また、いとこのトーマス・サビツァーも、LASKリンツの一員として、2019-20シーズンのヨーロッパリーグでオールド・トラッフォードでレッズと対戦している。

ユナイテッドと対戦したマルセルのハイライトシーン 動画

ユナイテッドと対戦したマルセルのハイライトシーン

ライプツィヒがユナイテッドを破った試合で、マルセルは先制点をアシスト、2点目を誘発し、さらに無効となったゴールにも絡んでいた...。

代表での経験

サビツァーは、オーストリア代表として68キャップを獲得し、12得点を記録している。2012年6月に行われたルーマニアとのホームゲームで、18歳にして国際デビューを果たした。

メジャートーナメントにはこれまで2度出場し、ユーロ2016ではオーストリアのグループリーグ全3試合に出場。ユーロ2020にも参戦した。後者ではベスト16進出に貢献し、最終的に優勝者となったイタリアをウェンブリーで延長戦に持ち込むなど奮闘した。元ウェストハムのFWマルコ・アルナウトヴィッチの背後で10番を背負い、2-1と惜敗した試合で120分間ピッチに立ち続けた。

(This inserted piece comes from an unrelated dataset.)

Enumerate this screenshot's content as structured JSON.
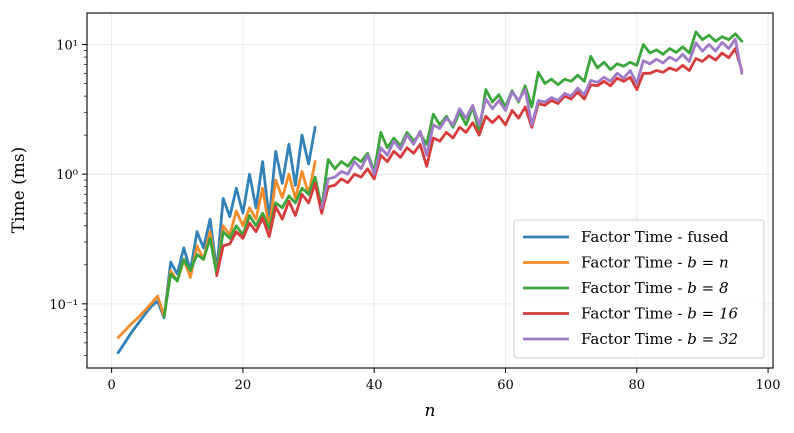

マルセルは、これまで代表チームで2度キャプテンを務め、直近では11月に行われたイタリア代表を2-0で下したフレンドリーマッチに出場している。

マルセルの父親ヘアフリッドもストライカーで、オーストリア代表としても活躍した。

サビツァーのユナイテッドデビューはいつ?

 記事

バイエルン・ミュンヘンから期限付き移籍で獲得したマルセルの最新情報をお届け

クラブ別のスタッツ

アドミラ・ヴァッカー:52試合/10得点/8アシスト
ラピッド・ウィーン:57試合/12得点/8アシスト
RBザルツブルク(期限付き移籍): 51試合/27得点/21アシスト
RBライプツィヒ: 229試合/52得点/42アシスト
バイエルン・ミュンヘン: 54試合/2得点 /2アシスト

スタッツはTransfermarkt.co.ukより出典。